Sich aktiv in die Gesellschaft einbringen

"Fehlt dir was? Mach was" - diese Äußerung einer jungen Teilnehmerin machte die Stoßrichtung deutlich, die zahlreiche Debattenbeiträge nahmen: selbst aktiv werden, um etwas in den jüdischen Gemeinden auf die Beine zu stellen oder auch sich in die Gesellschaft einzubringen. Immer wieder wurde deutlich, dass die jüdische Gemeinschaft in Deutschland sich durch eine große Vielfalt auszeichnet.

Und auch dies: Heute wollen Juden sich aktiv und mit eigenen Ideen in die Gesellschaft einbringen - und dabei nicht immer den Erwartungen der Mehrheit entsprechen, was etwa Formen des Gedenkens oder die Festlegung auf Themen wie Antisemitismus, die Schoah oder den Nahost-Konflikt anbelangt. "Es gibt Juden, die ihr Selbstbewusstsein aus anderen Ressourcen ziehen", betonte zum Beispiel Doron Kiesel vom Zentralrat der Juden in Deutschland.  

Zwei Denkfabriken geplant

Die Vielfalt innerhalb der Gemeinschaft kann offensichtlich produktiv sein, was sich an verschiedenen Beispielen zeigt: auch nichtjüdische Ehepartner in die Gemeinde einzuladen oder studentische Initiativen wie "Studentim" in Berlin zu gründen.

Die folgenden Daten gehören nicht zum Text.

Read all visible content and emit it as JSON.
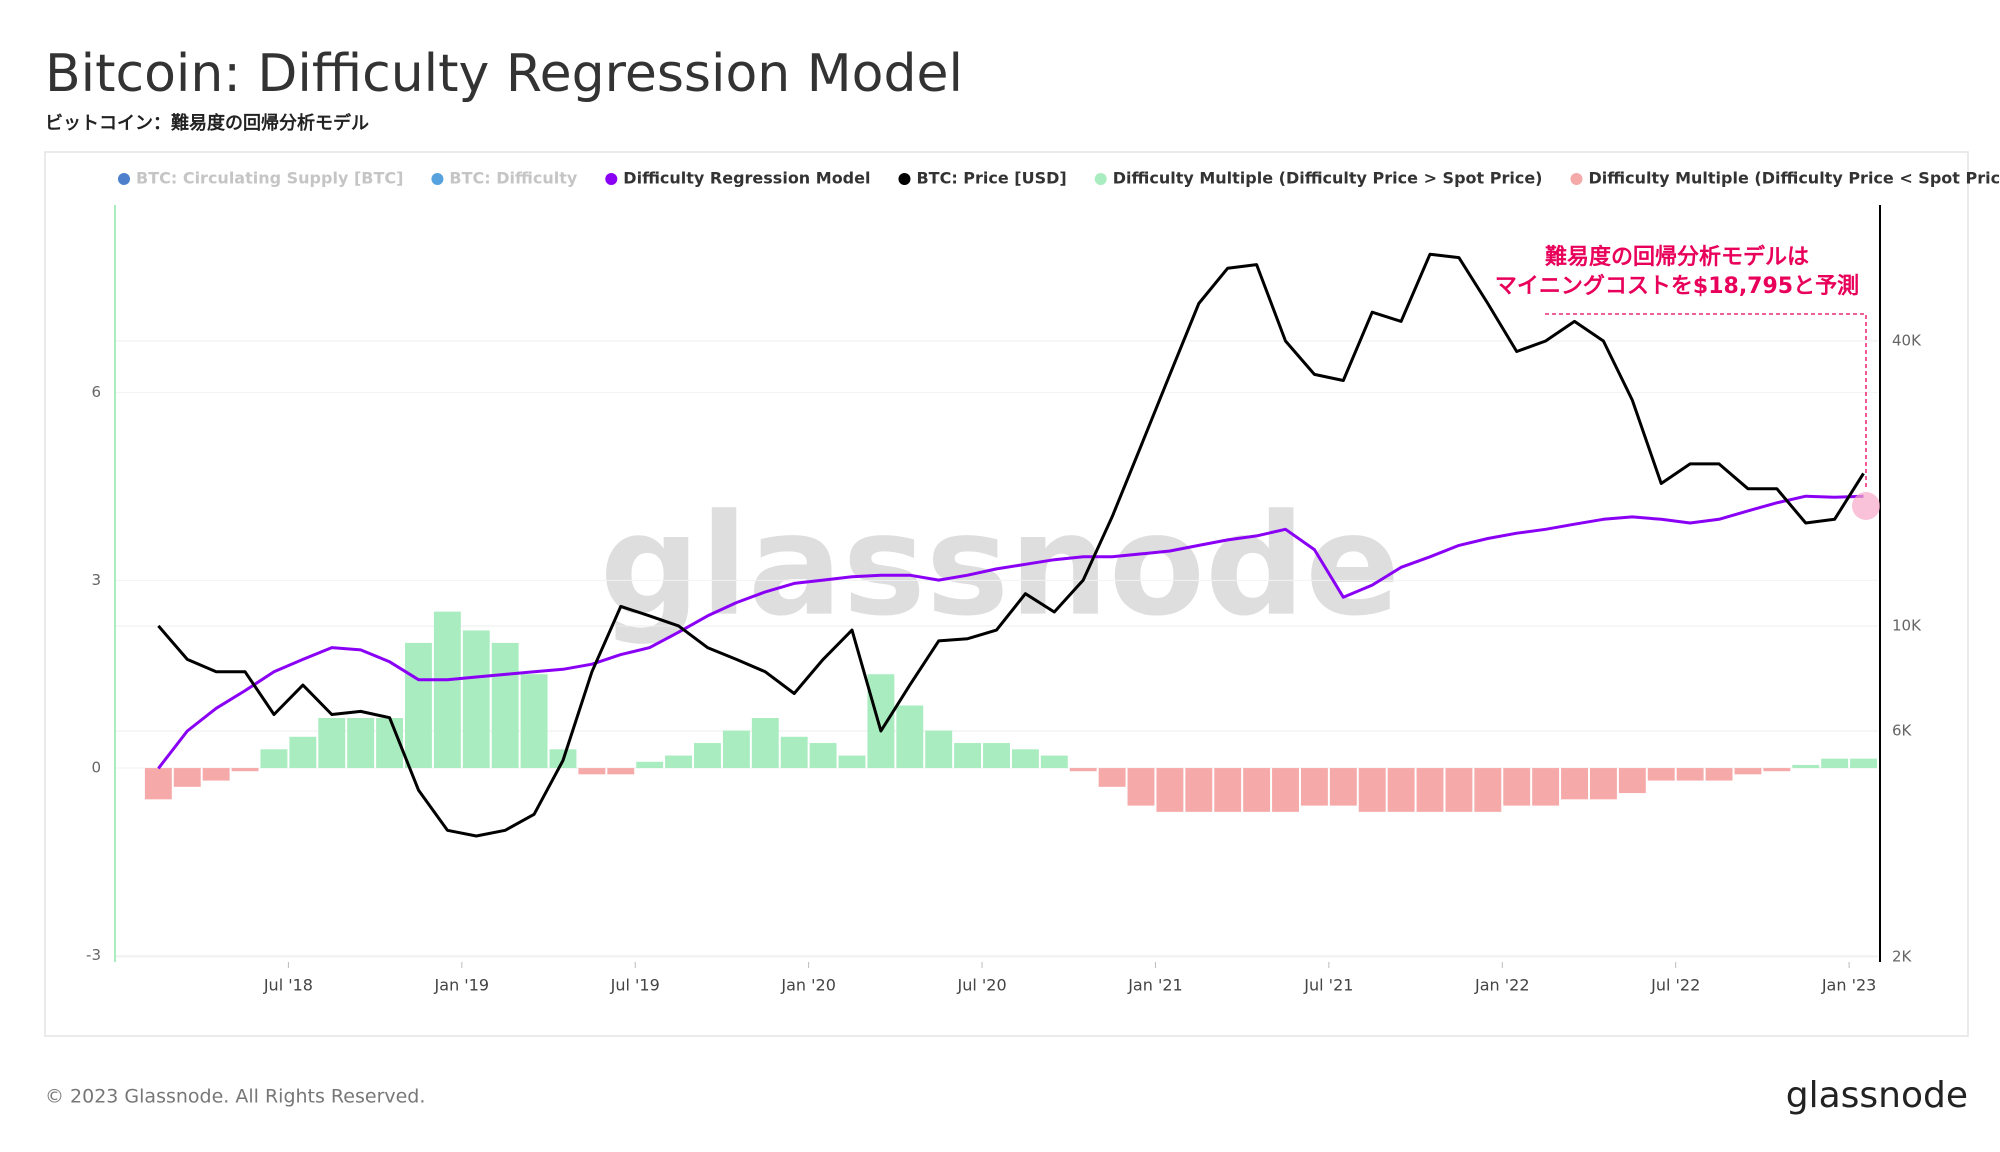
{
  "chart_data": {
    "type": "line",
    "title": "Bitcoin: Difficulty Regression Model",
    "subtitle": "ビットコイン：難易度の回帰分析モデル",
    "annotation": [
      "難易度の回帰分析モデルは",
      "マイニングコストを$18,795と予測"
    ],
    "watermark": "glassnode",
    "footer": "© 2023 Glassnode. All Rights Reserved.",
    "logo": "glassnode",
    "legend_hidden": [
      {
        "name": "BTC: Circulating Supply [BTC]",
        "color": "#1f5fbf"
      },
      {
        "name": "BTC: Difficulty",
        "color": "#2a8bd6"
      }
    ],
    "legend_more": "---",
    "x": [
      "2018-02",
      "2018-03",
      "2018-04",
      "2018-05",
      "2018-06",
      "2018-07",
      "2018-08",
      "2018-09",
      "2018-10",
      "2018-11",
      "2018-12",
      "2019-01",
      "2019-02",
      "2019-03",
      "2019-04",
      "2019-05",
      "2019-06",
      "2019-07",
      "2019-08",
      "2019-09",
      "2019-10",
      "2019-11",
      "2019-12",
      "2020-01",
      "2020-02",
      "2020-03",
      "2020-04",
      "2020-05",
      "2020-06",
      "2020-07",
      "2020-08",
      "2020-09",
      "2020-10",
      "2020-11",
      "2020-12",
      "2021-01",
      "2021-02",
      "2021-03",
      "2021-04",
      "2021-05",
      "2021-06",
      "2021-07",
      "2021-08",
      "2021-09",
      "2021-10",
      "2021-11",
      "2021-12",
      "2022-01",
      "2022-02",
      "2022-03",
      "2022-04",
      "2022-05",
      "2022-06",
      "2022-07",
      "2022-08",
      "2022-09",
      "2022-10",
      "2022-11",
      "2022-12",
      "2023-01"
    ],
    "xlim": [
      "2018-01",
      "2023-02"
    ],
    "xticks": [
      {
        "value": "2018-07",
        "label": "Jul '18"
      },
      {
        "value": "2019-01",
        "label": "Jan '19"
      },
      {
        "value": "2019-07",
        "label": "Jul '19"
      },
      {
        "value": "2020-01",
        "label": "Jan '20"
      },
      {
        "value": "2020-07",
        "label": "Jul '20"
      },
      {
        "value": "2021-01",
        "label": "Jan '21"
      },
      {
        "value": "2021-07",
        "label": "Jul '21"
      },
      {
        "value": "2022-01",
        "label": "Jan '22"
      },
      {
        "value": "2022-07",
        "label": "Jul '22"
      },
      {
        "value": "2023-01",
        "label": "Jan '23"
      }
    ],
    "ylim": [
      -3.1,
      9
    ],
    "yticks": [
      -3,
      0,
      3,
      6
    ],
    "y2lim": [
      1950,
      77500
    ],
    "y2log": true,
    "y2ticks": [
      {
        "value": 2000,
        "label": "2K"
      },
      {
        "value": 6000,
        "label": "6K"
      },
      {
        "value": 10000,
        "label": "10K"
      },
      {
        "value": 40000,
        "label": "40K"
      }
    ],
    "grid": true,
    "series": [
      {
        "name": "Difficulty Regression Model",
        "type": "line",
        "axis": "y2",
        "color": "#8a00f5",
        "values": [
          5000,
          6000,
          6700,
          7300,
          8000,
          8500,
          9000,
          8900,
          8400,
          7700,
          7700,
          7800,
          7900,
          8000,
          8100,
          8300,
          8700,
          9000,
          9700,
          10500,
          11200,
          11800,
          12300,
          12500,
          12700,
          12800,
          12800,
          12500,
          12800,
          13200,
          13500,
          13800,
          14000,
          14000,
          14200,
          14400,
          14800,
          15200,
          15500,
          16000,
          14500,
          11500,
          12200,
          13300,
          14000,
          14800,
          15300,
          15700,
          16000,
          16400,
          16800,
          17000,
          16800,
          16500,
          16800,
          17500,
          18200,
          18800,
          18700,
          18795
        ]
      },
      {
        "name": "BTC: Price [USD]",
        "type": "line",
        "axis": "y2",
        "color": "#000000",
        "values": [
          10000,
          8500,
          8000,
          8000,
          6500,
          7500,
          6500,
          6600,
          6400,
          4500,
          3700,
          3600,
          3700,
          4000,
          5200,
          8000,
          11000,
          10500,
          10000,
          9000,
          8500,
          8000,
          7200,
          8500,
          9800,
          6000,
          7500,
          9300,
          9400,
          9800,
          11700,
          10700,
          12500,
          17000,
          24000,
          34000,
          48000,
          57000,
          58000,
          40000,
          34000,
          33000,
          46000,
          44000,
          61000,
          60000,
          48000,
          38000,
          40000,
          44000,
          40000,
          30000,
          20000,
          22000,
          22000,
          19500,
          19500,
          16500,
          16800,
          21000
        ]
      },
      {
        "name": "Difficulty Multiple (Difficulty Price > Spot Price)",
        "type": "bar",
        "color": "#a9ecbf",
        "values": [
          null,
          null,
          null,
          null,
          0.3,
          0.5,
          0.8,
          0.8,
          0.8,
          2.0,
          2.5,
          2.2,
          2.0,
          1.5,
          0.3,
          null,
          null,
          0.1,
          0.2,
          0.4,
          0.6,
          0.8,
          0.5,
          0.4,
          0.2,
          1.5,
          1.0,
          0.6,
          0.4,
          0.4,
          0.3,
          0.2,
          null,
          null,
          null,
          null,
          null,
          null,
          null,
          null,
          null,
          null,
          null,
          null,
          null,
          null,
          null,
          null,
          null,
          null,
          null,
          null,
          null,
          null,
          null,
          null,
          null,
          0.05,
          0.15,
          0.15
        ]
      },
      {
        "name": "Difficulty Multiple (Difficulty Price < Spot Price)",
        "type": "bar",
        "color": "#f5a9a9",
        "values": [
          -0.5,
          -0.3,
          -0.2,
          -0.05,
          null,
          null,
          null,
          null,
          null,
          null,
          null,
          null,
          null,
          null,
          null,
          -0.1,
          -0.1,
          null,
          null,
          null,
          null,
          null,
          null,
          null,
          null,
          null,
          null,
          null,
          null,
          null,
          null,
          null,
          -0.05,
          -0.3,
          -0.6,
          -0.7,
          -0.7,
          -0.7,
          -0.7,
          -0.7,
          -0.6,
          -0.6,
          -0.7,
          -0.7,
          -0.7,
          -0.7,
          -0.7,
          -0.6,
          -0.6,
          -0.5,
          -0.5,
          -0.4,
          -0.2,
          -0.2,
          -0.2,
          -0.1,
          -0.05,
          null,
          null,
          null
        ]
      }
    ]
  }
}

Vielfalt bedeutet aber auch Unterschiede und Positionen, die sich nicht immer vertragen: "Ich glaube, wir sind noch nicht so weit, gemeinsam loszulaufen", sagte die Konfliktforscherin Neta-Paulina Wagner von der Radboud University Nijmegen. Der Zukunftskongress habe aber wichtige Themen angerissen.

Angerissen wurde etwa die Idee von Denkfabriken. In Planung sind ein jüdischer und ein jüdisch-muslimischer Thinktank, an denen sich viele verschiedene Organisationen und Gruppen beteiligen wollen, um sich in gesellschaftspolitische Debatten einzubringen. Ein Zeitpunkt für die Gründung dieser Denkfabriken steht bisher nicht fest.

Der Geschäftsführer des Zentralrats der Juden, Daniel Botmann, plädierte außerdem dafür, nicht in einer "Berliner Blase" zu agieren und auch die Gemeinden außerhalb größerer Zentren in den Blick zu nehmen.

Gideon Joffe: "Sekundären Antisemitismus" vermeiden

Der Zukunftskongress endete unmittelbar vor dem 80. Jahrestag der NS-Novemberpogrome an diesem Freitag. Da lag es nahe, dass die Frage nach der Form des Gedenkens mehrfach aufkam. Gleich zu Beginn des Kongresses betonte der Vorsitzende der Jüdischen Gemeinde zu Berlin, Gideon Joffe, dass die Erinnerung an den Holocaust zwar weiter notwendig sei. Doch müsse die Form überdacht werden.

Um einen "sekundären Antisemitismus" zu vermeiden, der sich aus der Abwehr von Schuldgefühlen speise, solle nicht nur an die Verbrechen der Nationalsozialisten an den Juden als der "größten Opfergruppe" erinnert werden, sondern auch an die Verbrechen am deutschen Volk allgemein.

Zu den unterschiedlichen Arten der Erinnerung gehört auch, dass bei den seit den 1990er Jahren nach Deutschland zugezogenen Juden aus der Ex-Sowjetunion der 8. Mai als Tag des Sieges über Hitler-Deutschland eine große Rolle gespielt hat. In den Debatten auf dem Kongress ging es auch um das "digitale Gedächtnis" und dass es dabei auch gewisse Risiken in den Darstellungsformen gebe.

Alles in allem zeigten Debatten über die Erinnerungskultur, dass etwas passiere und in Bewegung sei, sagte die Direktorin des Instituts für die Geschichte der deutschen Juden in Hamburg, Miriam Rürup. Zum Ende des Kongresses unter dem Motto "Weil ich hier leben will" gab Doron Kiesel den Teilnehmern mit auf den Weg, dass zum jüdischen Selbstbewusstsein auch das Wissen gehöre, "woher ich komme". Und, mit Blick auf das Kongressmotto: "In dem Moment, in dem ich etwas will, kann ich auch gestalten."